2nd half of 14th century

This is no U-shape! Image via Wikipedia

One of the occupational hazards of delivering training sessions professionally is the person who believes they are being truly insightful by explaining the difference between training and learning. Ok, so no actual person has done this to me, but they could have! The thought is that training explains how to follow some sort of process, methodology, system, or rules and learning is, well, almost anything beyond that.

As an aisde, business people love to point out small differences between the meanings of words. Never mind that they are just parroting it from someone else. Or that in practical terms, the difference fades into obscurity faster than Anna Kornikova on her thirtieth birthday. Its a seratonin thing.

So, in a training session, we should just explain how x follows on from y, and if y is this, then z is that, right? Well, I’m not so sure.

I think that wrote, step-by-step learning (for people who have real blood coursing through their veins) remember things that spark those emotions. They’ll quickly forget the logical progression but remember an animated discussion of which they are part. They’ll remember working Porter’s Five Forces and realizing that they are playing a losing hand trying to diminish supplier power through a tender exercise, but that developing a new supplier might change the game.

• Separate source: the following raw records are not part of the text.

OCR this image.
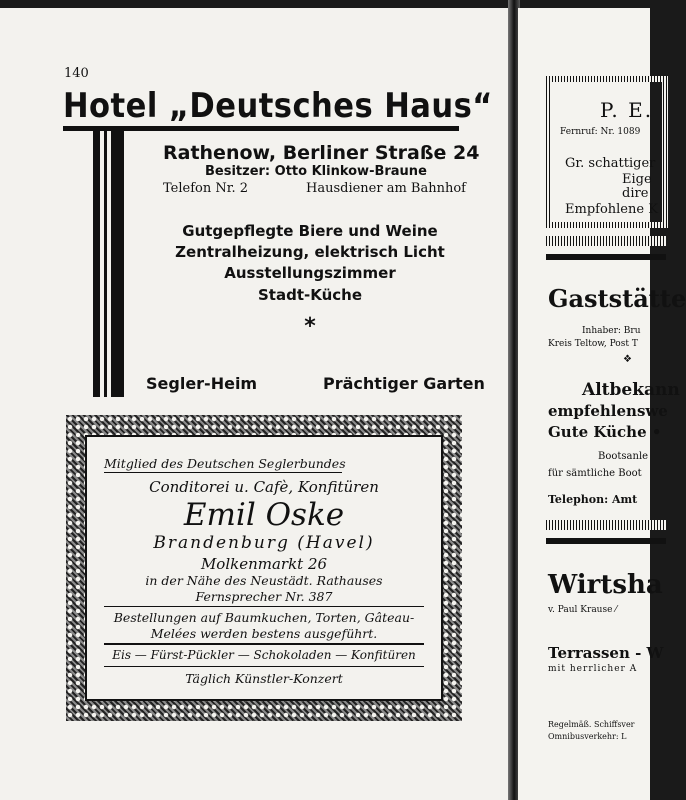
P. E.
Fernruf: Nr. 1089
Gr. schattiger
Eige
dire
Empfohlene K
Gaststätte
Inhaber: Bru
Kreis Teltow, Post T
❖
Altbekann
empfehlenswe
Gute Küche •
Bootsanle
für sämtliche Boot
Telephon: Amt
Wirtsha
v. Paul Krause ⁄
Terrassen - W
mit herrlicher A
Regelmäß. Schiffsver
Omnibusverkehr: L
140
Hotel „Deutsches Haus“
Rathenow, Berliner Straße 24
Besitzer: Otto Klinkow-Braune
Telefon Nr. 2	Hausdiener am Bahnhof
Gutgepflegte Biere und Weine
Zentralheizung, elektrisch Licht
Ausstellungszimmer
Stadt-Küche
*
Segler-Heim	Prächtiger Garten
Mitglied des Deutschen Seglerbundes
Conditorei u. Cafè, Konfitüren
Emil Oske
Brandenburg (Havel)
Molkenmarkt 26
in der Nähe des Neustädt. Rathauses
Fernsprecher Nr. 387
Bestellungen auf Baumkuchen, Torten, Gâteau-
Melées werden bestens ausgeführt.
Eis — Fürst-Pückler — Schokoladen — Konfitüren
Täglich Künstler-Konzert
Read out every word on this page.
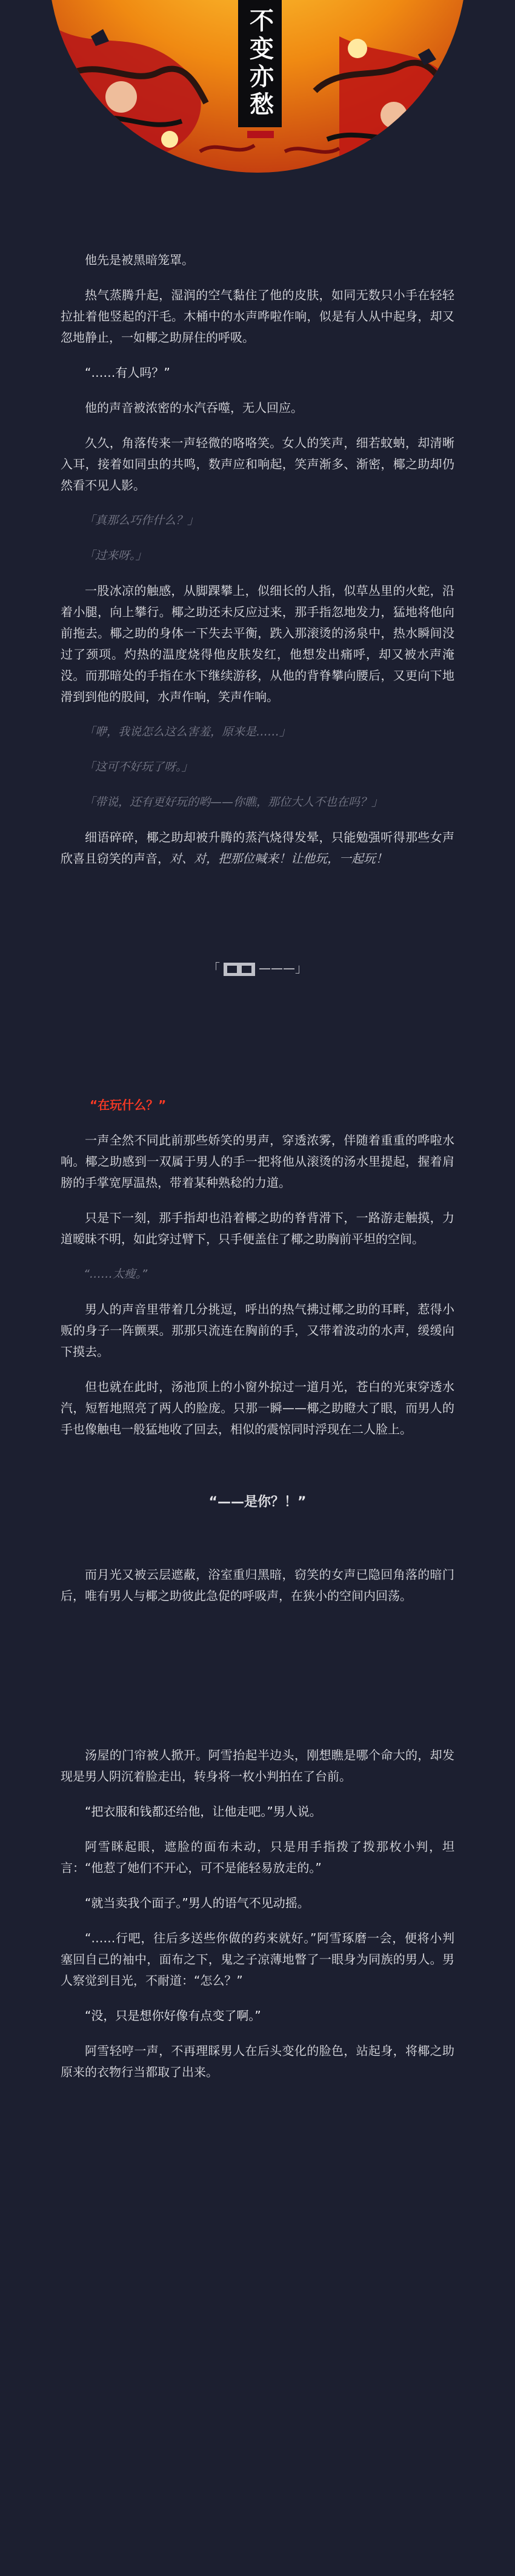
不变亦愁

他先是被黑暗笼罩。

热气蒸腾升起，湿润的空气黏住了他的皮肤，如同无数只小手在轻轻拉扯着他竖起的汗毛。木桶中的水声哗啦作响，似是有人从中起身，却又忽地静止，一如椰之助屏住的呼吸。

“……有人吗？”

他的声音被浓密的水汽吞噬，无人回应。

久久，角落传来一声轻微的咯咯笑。女人的笑声，细若蚊蚋，却清晰入耳，接着如同虫的共鸣，数声应和响起，笑声渐多、渐密，椰之助却仍然看不见人影。

「真那么巧作什么？」

「过来呀。」

一股冰凉的触感，从脚踝攀上，似细长的人指，似草丛里的火蛇，沿着小腿，向上攀行。椰之助还未反应过来，那手指忽地发力，猛地将他向前拖去。椰之助的身体一下失去平衡，跌入那滚烫的汤泉中，热水瞬间没过了颈项。灼热的温度烧得他皮肤发红，他想发出痛呼，却又被水声淹没。而那暗处的手指在水下继续游移，从他的背脊攀向腰后，又更向下地滑到到他的股间，水声作响，笑声作响。

「咿，我说怎么这么害羞，原来是……」

「这可不好玩了呀。」

「带说，还有更好玩的哟——你瞧，那位大人不也在吗？」

细语碎碎，椰之助却被升腾的蒸汽烧得发晕，只能勉强听得那些女声欣喜且窃笑的声音，对、对，把那位喊来！让他玩，一起玩！

「	———」

“在玩什么？”

一声全然不同此前那些娇笑的男声，穿透浓雾，伴随着重重的哗啦水响。椰之助感到一双属于男人的手一把将他从滚烫的汤水里提起，握着肩膀的手掌宽厚温热，带着某种熟稔的力道。

只是下一刻，那手指却也沿着椰之助的脊背滑下，一路游走触摸，力道暧昧不明，如此穿过臂下，只手便盖住了椰之助胸前平坦的空间。

“……太瘦。”

男人的声音里带着几分挑逗，呼出的热气拂过椰之助的耳畔，惹得小贩的身子一阵颤栗。那那只流连在胸前的手，又带着波动的水声，缓缓向下摸去。

但也就在此时，汤池顶上的小窗外掠过一道月光，苍白的光束穿透水汽，短暂地照亮了两人的脸庞。只那一瞬——椰之助瞪大了眼，而男人的手也像触电一般猛地收了回去，相似的震惊同时浮现在二人脸上。

“——是你？！”

而月光又被云层遮蔽，浴室重归黑暗，窃笑的女声已隐回角落的暗门后，唯有男人与椰之助彼此急促的呼吸声，在狭小的空间内回荡。

汤屋的门帘被人掀开。阿雪抬起半边头，刚想瞧是哪个命大的，却发现是男人阴沉着脸走出，转身将一枚小判拍在了台前。

“把衣服和钱都还给他，让他走吧。”男人说。

阿雪眯起眼，遮脸的面布未动，只是用手指拨了拨那枚小判，坦言：“他惹了她们不开心，可不是能轻易放走的。”

“就当卖我个面子。”男人的语气不见动摇。

“……行吧，往后多送些你做的药来就好。”阿雪琢磨一会，便将小判塞回自己的袖中，面布之下，鬼之子凉薄地瞥了一眼身为同族的男人。男人察觉到目光，不耐道：“怎么？”

“没，只是想你好像有点变了啊。”

阿雪轻哼一声，不再理睬男人在后头变化的脸色，站起身，将椰之助原来的衣物行当都取了出来。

When learning is tossed into the mix with training, people’s minds form connections in their brains that they wouldn’t have otherwise made. One of the most powerful ways to generate insights is to ditch the subject matter expert, and ask someone from another discipline. Just ask the guys that compete in crowdsourcing-style competitions that solve problems outside their areas of expertise – e.g. Ed Melcarek, a physicist that solved a “chemistry” problem that stumped scientists at Colgate Palmolive (from Crowdsourcing by Jeff Howe).

Why would people like Melcarek even think to try? My hunch is that someone challenged them, and that somewhere along they way, they realized that the brain is capable of much more than following what they’ve been told by someone else.